12.2. VAGABONDAGE ET MENDICITÉ.

En contrepartie, il faut remettre en vigueur la loi interdisant le vagabondage et la mendicité qui existait en Belgique jusqu'en 1993 et qui rendait la Belgique exemplaire de ce point de vue par rapport à ses voisins. Quel contraste à l'époque en débarquent à Paris en provenance d'un pays où il n'y avait pas de sans-abris.

13) DÉMOCRATIE.


13.1. L’INCOMPÉTENCE DES ÉLUS BRUXELLOIS.

La seule occupation des élus bruxellois consiste à se montrer dans les médias pour se faire élire puis réélire (avec les avantages que cela implique). Jamais une option ou solution technique n'est présentée par ces élus.

Faute de compétence, ils doivent s'en remettre à des ... BUREAUX d’ÉTUDE chèrement payés par les pouvoirs publics : en matière de mobilité, d'urbanisme, d'économie, ...

Les politiques se contentent ensuite de trancher parmi les différentes propositions de ces bureaux (les plus nombreuses possibles afin de justifier l'existence de ceux qui tranchent ... ).

13.2. CUMUL DES MANDATS.

Le cumul des mandats est une plaie pour la démocratie. Des personnes occupent un premier mandat. Étant connues grâce à ce dernier, elles peuvent se présenter aux élections à d'autres niveaux et cumuler des fonctions qu'elles n'exerceront jamais à temps plein, tout en bénéficiant de plusieurs revenus à temps plein.

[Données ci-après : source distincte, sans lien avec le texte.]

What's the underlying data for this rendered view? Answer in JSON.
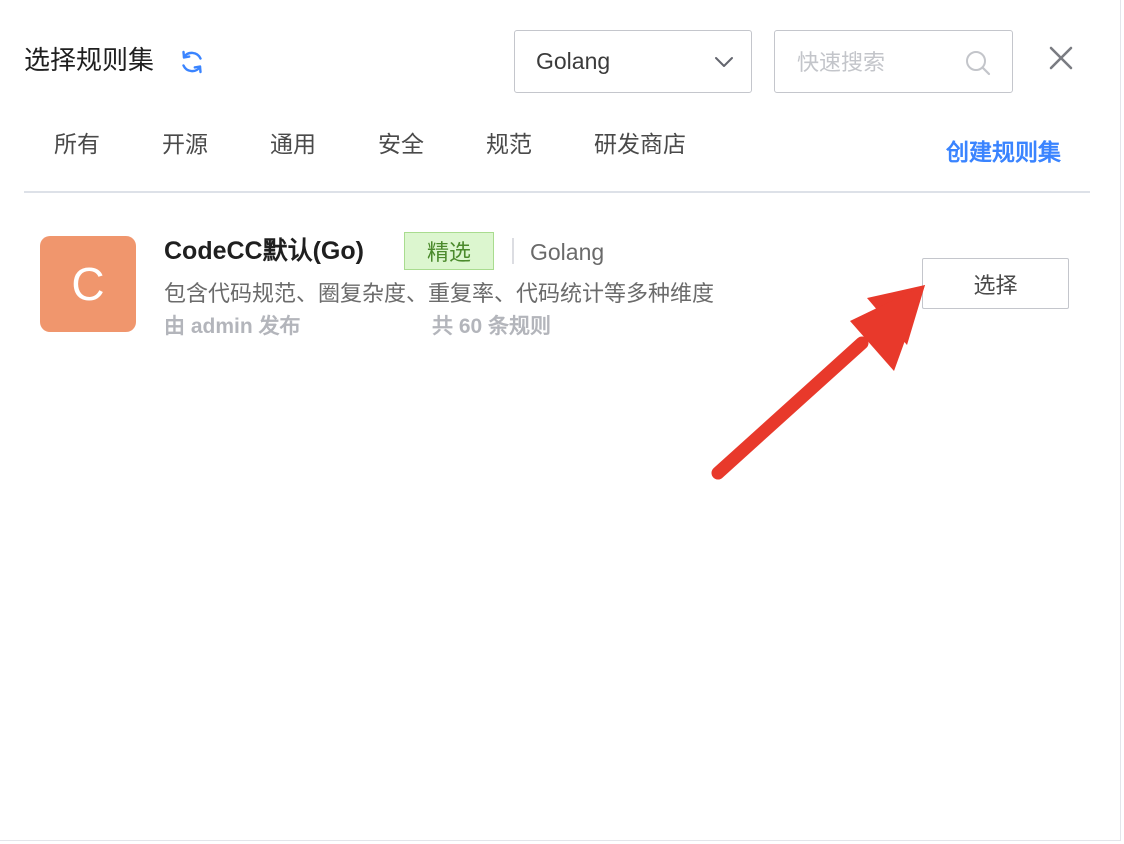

Cela explique la course aux mandats qui n'a rien à voir avec le souci de l'intérêt général, et l'absence de renouvellement de la classe politique.

Nous voulons que les membres du gouvernement régional et du parlement régional (députés) ne soient ni bourgmestres ni échevins et ne bénéficient d'aucun autre mandat rémunéré dans le secteur public à quelque titre que ce soit.

Nous voulons aussi une limite dans le temps pour l'occupation de mandats politiques : on ne doit autoriser que l'exercice de 2 mandats identiques.

13.3. IMPÔTS RÉGIONAUX.

Il y a lieu de réduire les impôts régionaux.